I sat there stunned. In these few seconds my resident became my advisor. My questions about gratitude and finding silver linings were concisely addressed. No longer would I search for gratitude through comparing my life with others, but rather search for gratitude in its true form: the form that originates from being truly content with whatever situation I find myself in. And, while this sometimes may still require finding the silver lining in tough times, it would require finding the silver lining only after trying to optimize my reality. So in this sense, I would be finding a truer silverlining (perhaps more of a gold lining, if I may).

Through True Gratitude, I can simultaneously be happy and look to improve my circumstances. I no longer need to succumb to the naïve optimism that Volatire’s Cacambo references. Rather, I can be a grateful optimist who continuously strives to better himself and the world around him. I hope that my resident continues to inspire people and share their wise insights with those around them. I know that I certainly will!

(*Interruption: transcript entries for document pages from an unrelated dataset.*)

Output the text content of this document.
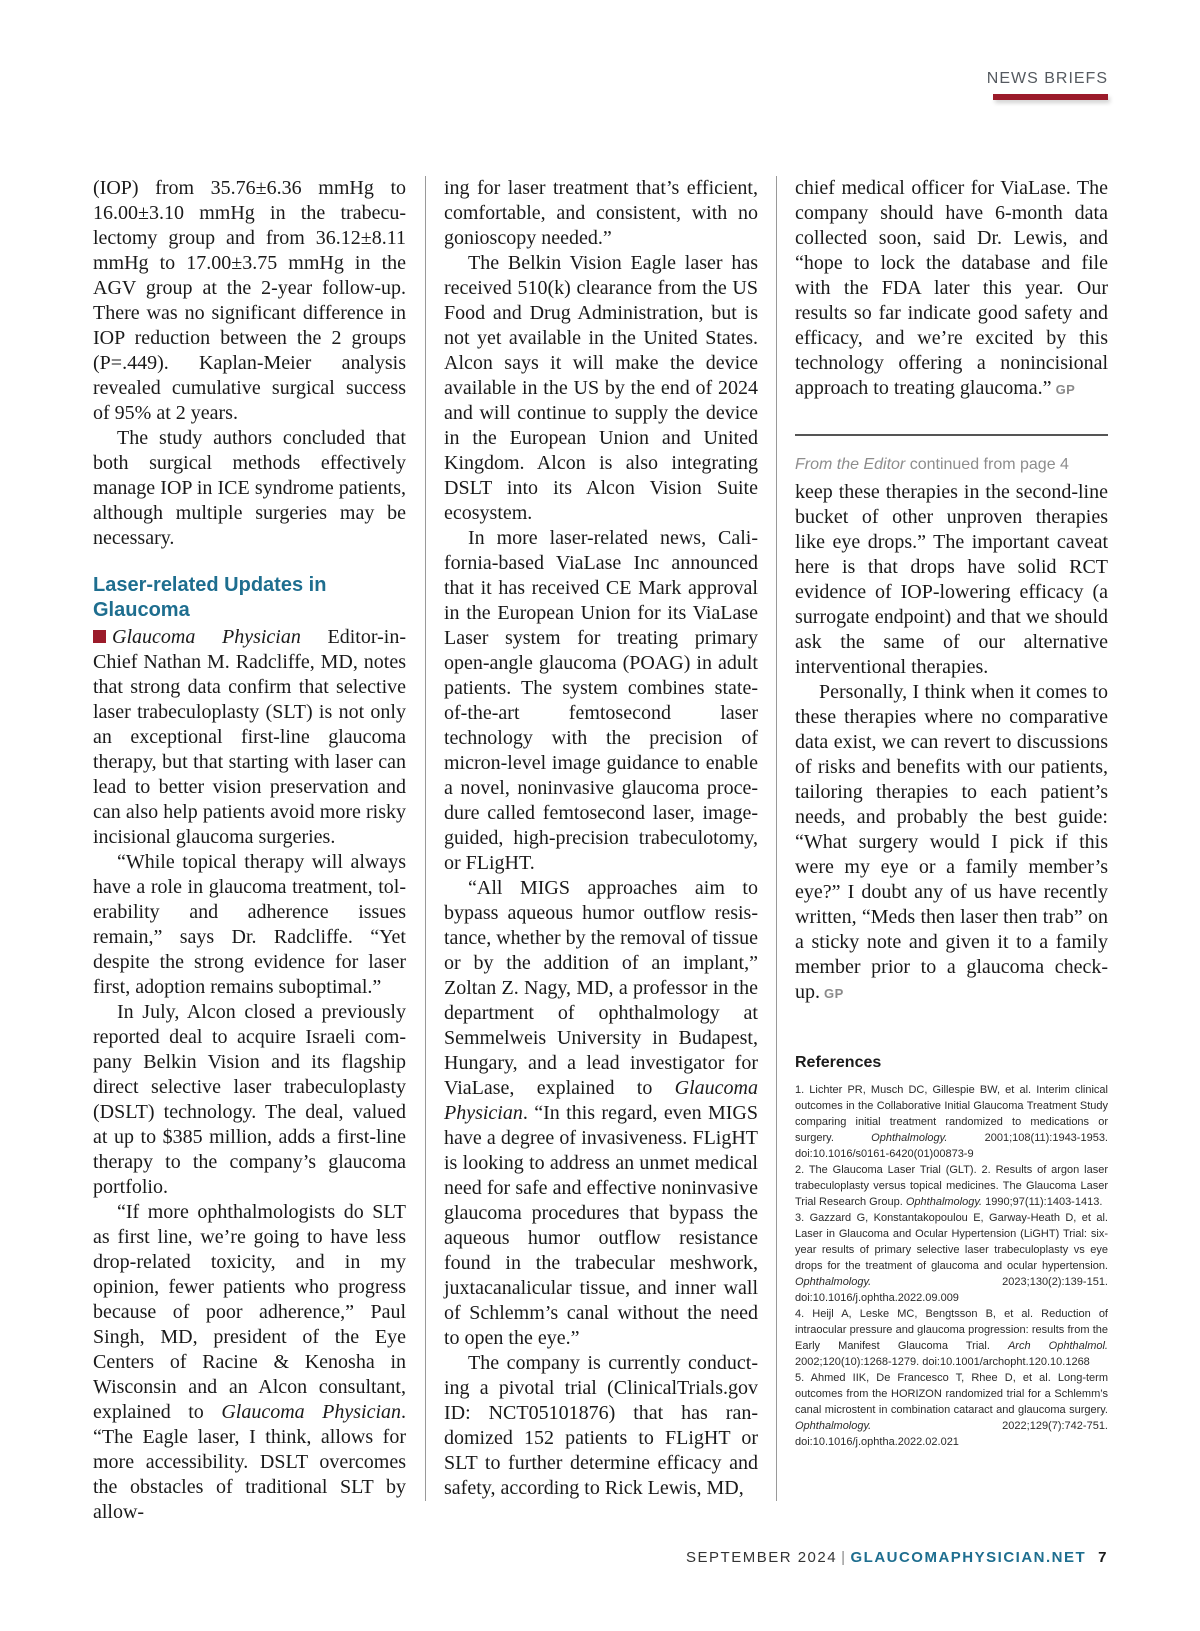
NEWS BRIEFS

(IOP) from 35.76±6.36 mmHg to 16.00±3.10 mmHg in the trabeculectomy group and from 36.12±8.11 mmHg to 17.00±3.75 mmHg in the AGV group at the 2-year follow-up. There was no significant difference in IOP reduction between the 2 groups (P=.449). Kaplan-Meier analysis revealed cumulative surgical success of 95% at 2 years.

The study authors concluded that both surgical methods effectively manage IOP in ICE syndrome patients, although multiple surgeries may be necessary.

Laser-related Updates in Glaucoma

Glaucoma Physician Editor-in-Chief Nathan M. Radcliffe, MD, notes that strong data confirm that selective laser trabeculoplasty (SLT) is not only an exceptional first-line glaucoma therapy, but that starting with laser can lead to better vision preservation and can also help patients avoid more risky incisional glaucoma surgeries.

“While topical therapy will always have a role in glaucoma treatment, tolerability and adherence issues remain,” says Dr. Radcliffe. “Yet despite the strong evidence for laser first, adoption remains suboptimal.”

In July, Alcon closed a previously reported deal to acquire Israeli company Belkin Vision and its flagship direct selective laser trabeculoplasty (DSLT) technology. The deal, valued at up to $385 million, adds a first-line therapy to the company’s glaucoma portfolio.

“If more ophthalmologists do SLT as first line, we’re going to have less drop-related toxicity, and in my opinion, fewer patients who progress because of poor adherence,” Paul Singh, MD, president of the Eye Centers of Racine & Kenosha in Wisconsin and an Alcon consultant, explained to Glaucoma Physician. “The Eagle laser, I think, allows for more accessibility. DSLT overcomes the obstacles of traditional SLT by allow-

ing for laser treatment that’s efficient, comfortable, and consistent, with no gonioscopy needed.”

The Belkin Vision Eagle laser has received 510(k) clearance from the US Food and Drug Administration, but is not yet available in the United States. Alcon says it will make the device available in the US by the end of 2024 and will continue to supply the device in the European Union and United Kingdom. Alcon is also integrating DSLT into its Alcon Vision Suite ecosystem.

In more laser-related news, California-based ViaLase Inc announced that it has received CE Mark approval in the European Union for its ViaLase Laser system for treating primary open-angle glaucoma (POAG) in adult patients. The system combines state-of-the-art femtosecond laser technology with the precision of micron-level image guidance to enable a novel, noninvasive glaucoma procedure called femtosecond laser, image-guided, high-precision trabeculotomy, or FLigHT.

“All MIGS approaches aim to bypass aqueous humor outflow resistance, whether by the removal of tissue or by the addition of an implant,” Zoltan Z. Nagy, MD, a professor in the department of ophthalmology at Semmelweis University in Budapest, Hungary, and a lead investigator for ViaLase, explained to Glaucoma Physician. “In this regard, even MIGS have a degree of invasiveness. FLigHT is looking to address an unmet medical need for safe and effective noninvasive glaucoma procedures that bypass the aqueous humor outflow resistance found in the trabecular meshwork, juxtacanalicular tissue, and inner wall of Schlemm’s canal without the need to open the eye.”

The company is currently conducting a pivotal trial (ClinicalTrials.gov ID: NCT05101876) that has randomized 152 patients to FLigHT or SLT to further determine efficacy and safety, according to Rick Lewis, MD,

chief medical officer for ViaLase. The company should have 6-month data collected soon, said Dr. Lewis, and “hope to lock the database and file with the FDA later this year. Our results so far indicate good safety and efficacy, and we’re excited by this technology offering a nonincisional approach to treating glaucoma.” GP

From the Editor continued from page 4

keep these therapies in the second-line bucket of other unproven therapies like eye drops.” The important caveat here is that drops have solid RCT evidence of IOP-lowering efficacy (a surrogate endpoint) and that we should ask the same of our alternative interventional therapies.

Personally, I think when it comes to these therapies where no comparative data exist, we can revert to discussions of risks and benefits with our patients, tailoring therapies to each patient’s needs, and probably the best guide: “What surgery would I pick if this were my eye or a family member’s eye?” I doubt any of us have recently written, “Meds then laser then trab” on a sticky note and given it to a family member prior to a glaucoma check-up. GP

References

1. Lichter PR, Musch DC, Gillespie BW, et al. Interim clinical outcomes in the Collaborative Initial Glaucoma Treatment Study comparing initial treatment randomized to medications or surgery. Ophthalmology. 2001;108(11):1943-1953. doi:10.1016/s0161-6420(01)00873-9

2. The Glaucoma Laser Trial (GLT). 2. Results of argon laser trabeculoplasty versus topical medicines. The Glaucoma Laser Trial Research Group. Ophthalmology. 1990;97(11):1403-1413.

3. Gazzard G, Konstantakopoulou E, Garway-Heath D, et al. Laser in Glaucoma and Ocular Hypertension (LiGHT) Trial: six-year results of primary selective laser trabeculoplasty vs eye drops for the treatment of glaucoma and ocular hypertension. Ophthalmology. 2023;130(2):139-151. doi:10.1016/j.ophtha.2022.09.009

4. Heijl A, Leske MC, Bengtsson B, et al. Reduction of intraocular pressure and glaucoma progression: results from the Early Manifest Glaucoma Trial. Arch Ophthalmol. 2002;120(10):1268-1279. doi:10.1001/archopht.120.10.1268

5. Ahmed IIK, De Francesco T, Rhee D, et al. Long-term outcomes from the HORIZON randomized trial for a Schlemm’s canal microstent in combination cataract and glaucoma surgery. Ophthalmology. 2022;129(7):742-751. doi:10.1016/j.ophtha.2022.02.021

SEPTEMBER 2024 | GLAUCOMAPHYSICIAN.NET 7
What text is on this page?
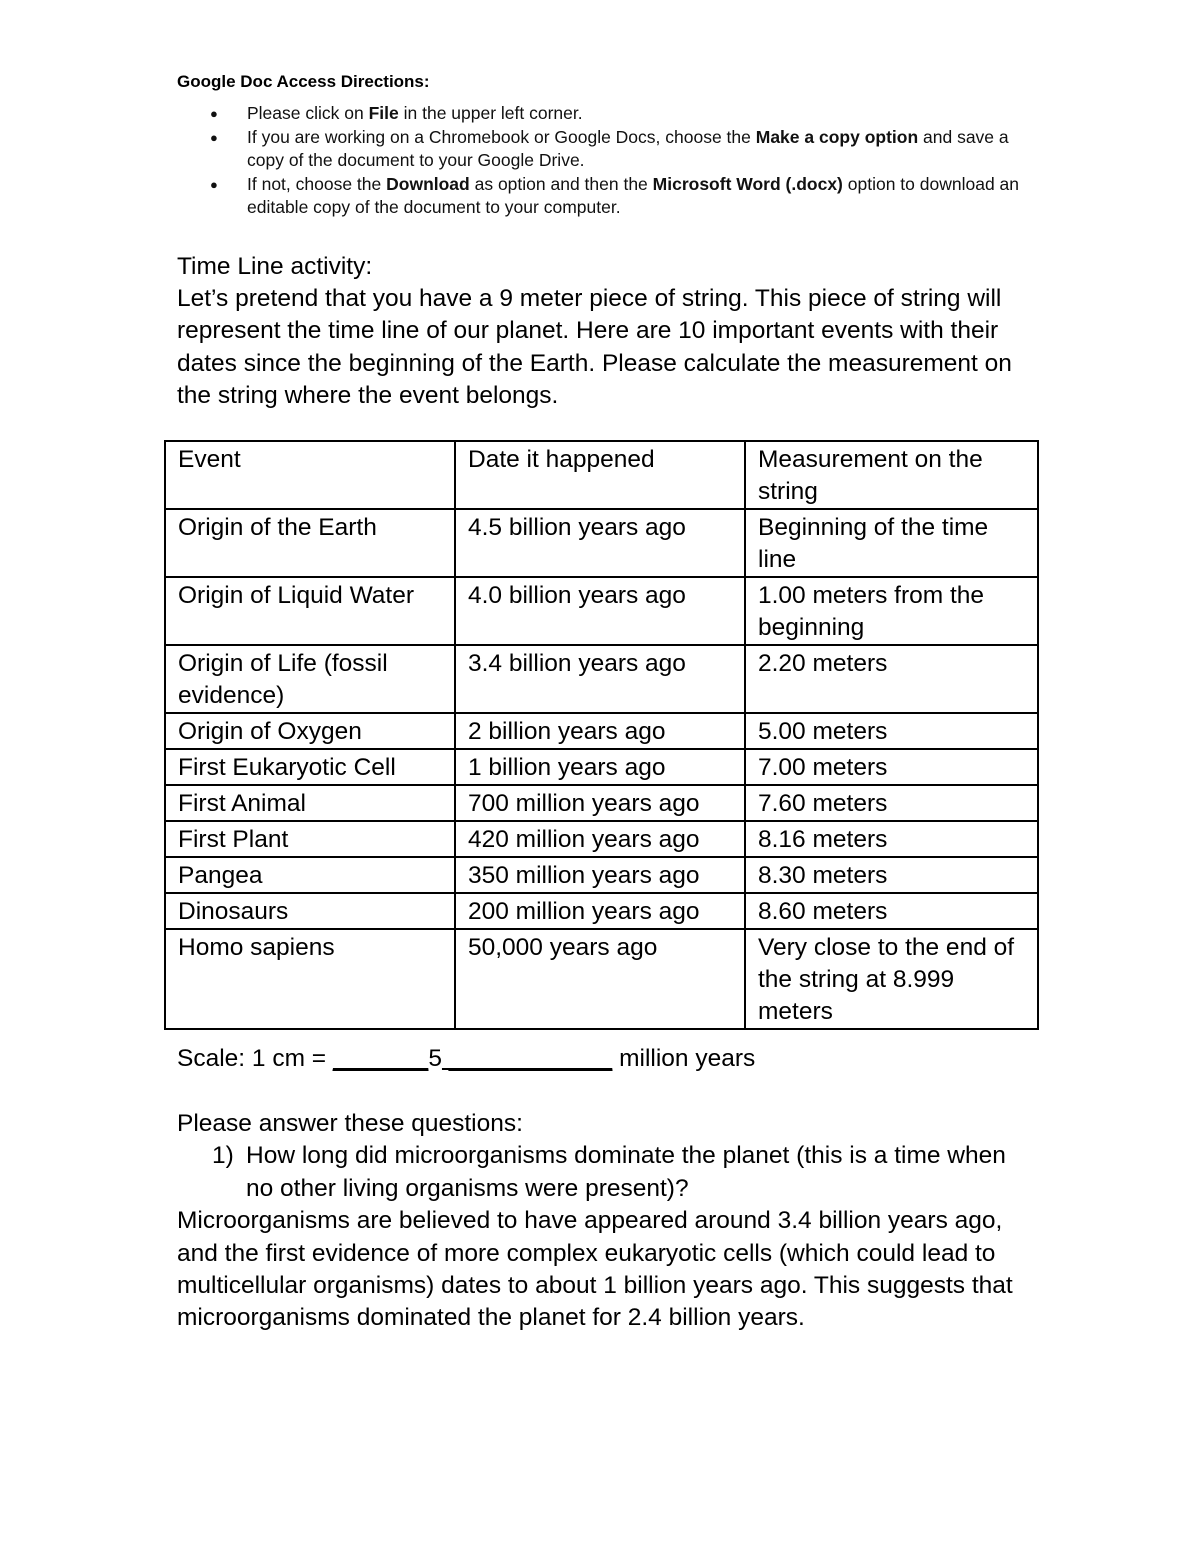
Google Doc Access Directions:
● Please click on File in the upper left corner.
● If you are working on a Chromebook or Google Docs, choose the Make a copy option and save a copy of the document to your Google Drive.
● If not, choose the Download as option and then the Microsoft Word (.docx) option to download an editable copy of the document to your computer.

Time Line activity:

Let’s pretend that you have a 9 meter piece of string. This piece of string will represent the time line of our planet. Here are 10 important events with their dates since the beginning of the Earth. Please calculate the measurement on the string where the event belongs.

Event	Date it happened	Measurement on the string
Origin of the Earth	4.5 billion years ago	Beginning of the time line
Origin of Liquid Water	4.0 billion years ago	1.00 meters from the beginning
Origin of Life (fossil evidence)	3.4 billion years ago	2.20 meters
Origin of Oxygen	2 billion years ago	5.00 meters
First Eukaryotic Cell	1 billion years ago	7.00 meters
First Animal	700 million years ago	7.60 meters
First Plant	420 million years ago	8.16 meters
Pangea	350 million years ago	8.30 meters
Dinosaurs	200 million years ago	8.60 meters
Homo sapiens	50,000 years ago	Very close to the end of the string at 8.999 meters
Scale: 1 cm = _______5 ____________ million years

Please answer these questions:

1) How long did microorganisms dominate the planet (this is a time when no other living organisms were present)?

Microorganisms are believed to have appeared around 3.4 billion years ago, and the first evidence of more complex eukaryotic cells (which could lead to multicellular organisms) dates to about 1 billion years ago. This suggests that microorganisms dominated the planet for 2.4 billion years.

Andrew Carlins is a Master of Management Studies student at Fuqua from Oceanside, New York. His research interests involve the intersection of immigration, economic integration, and religion. During the GradEngage Fellowship, Andrew will work with the Osher Lifelong Learning Institute and Beth El Synagogue in Durham to explore ethics and the pursuit of purpose during COVID-19 across three generations. Andrew has a B.S from Duke where he studied Economics, History, and Jewish Studies and graduated with honors and distinction.